Sullivan Pugh died last year. His wife, Iola Pugh, died 17 years earlier, in 1994. Probably nobody reading this has any idea who they were.
Lots of musical subcultures, from punk to alt country to underground hip-hop, pride themselves on their obscurity vis-à-vis the mainstream. But few scenes have as distant a relation to celebrity as gospel. Sullivan and Iola Pugh, a duo from Florida who performed under the name The Consolers, sang classic gospel beginning in the 1950s, and are widely considered greats in the genre. But that "widely" is incredibly narrow. The Consolers were similar in many respects to the slightly later Staple Singers—a mixed gender group with surging quartet dynamics and soulful bluesy guitar. But the Staple Singers courted the mainstream with crossover, uplifting-but-not-quite-Christian fare. The Consolers kept it real, which in gospel, means keeping it largely anonymous. Even the Internet hardly knows them. They don't have a Wikipedia page, and their catalog is a mess. Amazon has a handful of albums, none of which have anything like complete, or even partial, annotations. Some seem to be from the 80s, well after the Consolers' classic period. One is a Best Of; others may be collections. It's impossible to tell.
The album I have is similarly mysterious. Thank You, Lord, is a nine-song, 24-minute selection of songs from 1994, though since that was the year Iola died, it almost certainly wasn't recorded then. When it was recorded, who knows; the Consolers didn't do stylistic change, and the music here sounds like it could have been performed during any time in their four-decade career.
Not knowing when, though, doesn't detract from enjoying the album. On the contrary, in these days where all information about all music is only a search engine away, it's kind of refreshing to hear Sullivan and Iola belt out their tunes sans chronology or context.

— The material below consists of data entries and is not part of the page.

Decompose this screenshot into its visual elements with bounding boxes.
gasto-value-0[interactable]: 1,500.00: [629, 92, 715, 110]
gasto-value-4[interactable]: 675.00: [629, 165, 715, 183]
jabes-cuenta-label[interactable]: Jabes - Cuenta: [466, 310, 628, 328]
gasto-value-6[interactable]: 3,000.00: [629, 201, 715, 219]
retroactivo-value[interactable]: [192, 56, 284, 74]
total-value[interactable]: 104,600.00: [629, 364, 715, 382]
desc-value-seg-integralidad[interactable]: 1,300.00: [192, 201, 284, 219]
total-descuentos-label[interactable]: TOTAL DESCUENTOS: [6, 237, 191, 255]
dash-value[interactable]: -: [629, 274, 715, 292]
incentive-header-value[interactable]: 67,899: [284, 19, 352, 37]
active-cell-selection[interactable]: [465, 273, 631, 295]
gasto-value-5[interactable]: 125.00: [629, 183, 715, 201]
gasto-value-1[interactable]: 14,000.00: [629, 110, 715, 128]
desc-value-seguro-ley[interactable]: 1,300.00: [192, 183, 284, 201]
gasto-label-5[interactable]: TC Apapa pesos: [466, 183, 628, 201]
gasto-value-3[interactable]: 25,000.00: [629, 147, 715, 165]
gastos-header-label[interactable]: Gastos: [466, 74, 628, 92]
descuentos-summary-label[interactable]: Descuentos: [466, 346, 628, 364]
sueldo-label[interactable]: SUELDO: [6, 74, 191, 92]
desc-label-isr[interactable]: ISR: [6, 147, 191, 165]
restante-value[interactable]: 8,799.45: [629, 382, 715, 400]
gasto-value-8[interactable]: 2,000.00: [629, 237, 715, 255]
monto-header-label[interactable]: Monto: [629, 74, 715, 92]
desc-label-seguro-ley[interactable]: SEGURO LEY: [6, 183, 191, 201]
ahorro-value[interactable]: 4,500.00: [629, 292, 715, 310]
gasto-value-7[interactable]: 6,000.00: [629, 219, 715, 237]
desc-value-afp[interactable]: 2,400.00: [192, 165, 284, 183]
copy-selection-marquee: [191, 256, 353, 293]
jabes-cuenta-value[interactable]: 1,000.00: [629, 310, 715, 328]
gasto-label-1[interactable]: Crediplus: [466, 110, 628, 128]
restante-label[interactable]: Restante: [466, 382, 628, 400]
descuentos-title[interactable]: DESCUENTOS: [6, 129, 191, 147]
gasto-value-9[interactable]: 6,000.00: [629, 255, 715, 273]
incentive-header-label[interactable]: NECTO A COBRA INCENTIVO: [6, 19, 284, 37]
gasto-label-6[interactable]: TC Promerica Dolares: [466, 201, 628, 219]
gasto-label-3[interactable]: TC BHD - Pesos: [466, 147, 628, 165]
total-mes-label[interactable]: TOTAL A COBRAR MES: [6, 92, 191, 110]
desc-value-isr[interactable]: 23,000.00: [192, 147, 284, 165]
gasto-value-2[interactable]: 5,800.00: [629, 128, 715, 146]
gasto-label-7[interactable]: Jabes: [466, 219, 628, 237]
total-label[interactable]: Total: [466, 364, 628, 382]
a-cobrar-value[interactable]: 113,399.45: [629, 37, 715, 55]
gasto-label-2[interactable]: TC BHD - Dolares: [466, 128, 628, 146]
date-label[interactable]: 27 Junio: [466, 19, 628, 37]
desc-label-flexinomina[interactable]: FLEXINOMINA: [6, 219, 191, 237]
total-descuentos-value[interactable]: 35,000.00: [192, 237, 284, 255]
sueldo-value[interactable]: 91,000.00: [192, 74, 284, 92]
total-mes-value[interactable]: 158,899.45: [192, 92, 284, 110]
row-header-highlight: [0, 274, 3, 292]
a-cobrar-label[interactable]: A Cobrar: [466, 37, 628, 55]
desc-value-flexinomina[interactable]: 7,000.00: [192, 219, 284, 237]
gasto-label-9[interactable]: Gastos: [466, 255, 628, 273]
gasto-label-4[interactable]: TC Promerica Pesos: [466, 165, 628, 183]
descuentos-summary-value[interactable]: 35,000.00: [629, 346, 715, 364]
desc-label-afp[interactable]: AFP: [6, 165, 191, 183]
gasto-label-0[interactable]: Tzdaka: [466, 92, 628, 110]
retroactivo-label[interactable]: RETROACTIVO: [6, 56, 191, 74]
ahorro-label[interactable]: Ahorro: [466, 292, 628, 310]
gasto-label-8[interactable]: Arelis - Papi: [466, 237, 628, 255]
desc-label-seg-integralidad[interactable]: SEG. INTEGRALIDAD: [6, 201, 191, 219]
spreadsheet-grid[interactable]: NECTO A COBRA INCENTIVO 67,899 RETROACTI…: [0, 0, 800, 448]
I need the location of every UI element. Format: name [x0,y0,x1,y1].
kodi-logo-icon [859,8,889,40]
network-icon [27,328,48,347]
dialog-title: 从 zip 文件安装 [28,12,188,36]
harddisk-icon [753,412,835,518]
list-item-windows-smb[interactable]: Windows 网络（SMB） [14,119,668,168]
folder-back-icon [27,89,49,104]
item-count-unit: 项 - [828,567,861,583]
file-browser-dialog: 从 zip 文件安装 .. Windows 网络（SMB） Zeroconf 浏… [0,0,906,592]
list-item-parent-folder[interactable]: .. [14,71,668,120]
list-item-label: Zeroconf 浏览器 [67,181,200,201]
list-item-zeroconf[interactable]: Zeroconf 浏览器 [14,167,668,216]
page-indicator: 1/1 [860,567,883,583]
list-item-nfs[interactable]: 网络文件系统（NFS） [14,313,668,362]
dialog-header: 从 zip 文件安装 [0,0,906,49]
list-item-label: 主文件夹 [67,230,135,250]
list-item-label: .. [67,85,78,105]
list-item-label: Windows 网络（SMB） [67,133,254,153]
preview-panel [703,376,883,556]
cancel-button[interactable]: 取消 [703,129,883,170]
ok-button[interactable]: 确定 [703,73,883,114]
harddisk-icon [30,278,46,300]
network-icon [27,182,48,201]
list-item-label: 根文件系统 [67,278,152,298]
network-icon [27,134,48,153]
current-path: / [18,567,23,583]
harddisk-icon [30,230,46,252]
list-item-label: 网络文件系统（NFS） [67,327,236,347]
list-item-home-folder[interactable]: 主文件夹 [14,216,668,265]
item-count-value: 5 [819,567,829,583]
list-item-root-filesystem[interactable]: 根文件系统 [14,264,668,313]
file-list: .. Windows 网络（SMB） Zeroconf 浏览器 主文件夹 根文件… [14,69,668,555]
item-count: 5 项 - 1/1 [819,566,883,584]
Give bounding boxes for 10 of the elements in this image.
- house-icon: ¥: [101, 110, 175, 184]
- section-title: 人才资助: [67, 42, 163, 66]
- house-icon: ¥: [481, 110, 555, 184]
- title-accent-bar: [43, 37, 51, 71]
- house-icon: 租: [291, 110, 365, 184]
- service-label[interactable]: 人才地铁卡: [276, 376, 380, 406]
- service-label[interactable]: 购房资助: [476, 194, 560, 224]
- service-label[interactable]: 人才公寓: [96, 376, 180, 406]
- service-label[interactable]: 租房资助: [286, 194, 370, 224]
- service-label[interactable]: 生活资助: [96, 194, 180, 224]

Indeed, to some extent, the album calls for that kind of sparseness. The songs all follow the same minimal format—a mid-tempo organ sets the pace, the guitar provides a touch of color around the edges, and then Sullivan and Iola trade lines, building off each other, shouting encouragement, and sometimes joining in gruff harmonies. Iola's power is greater, and Sullivan's voice is rougher, but both are deep and textured; they voices don't contrast so much as they fit together.
Again, there's no way to know whether this is a collection or an original recording, nor to what extent, if any, the Pughs were involved in the sequencing of the album. It hardly matters, though. One song strides forthrightly into the next, tapping the same groove and the same soul. At times, as on the transition from "Thank You, Lord," to "He Will Deliver Me," the consecutive tracks end up feeling more like one song than two; there's the same pace, virtually the same tune, and the same message.
That message is salvation. The Consolers' music can feel empty in some ways, but that's not because they're despairing. It's because they're pointing up and out, from absence to presence. They may be nobodies making music with almost no one listening, but they've still got one to whom to testify. On "What a God We Serve," Iola almost yodels, a vibrating quaver, as Sullivan shouts encouragement. "What did Ezekiel say about him?" she says, and he responds, "What a mighty God! What a mighty God!" Paul said the same thing, Iola shouts, and so did John, and so, here, do Sullivan and Iola, almost as if what is said, or sung, is more important than the ones who say it, and as if the voices rising one on top of another matter more than if you know their names.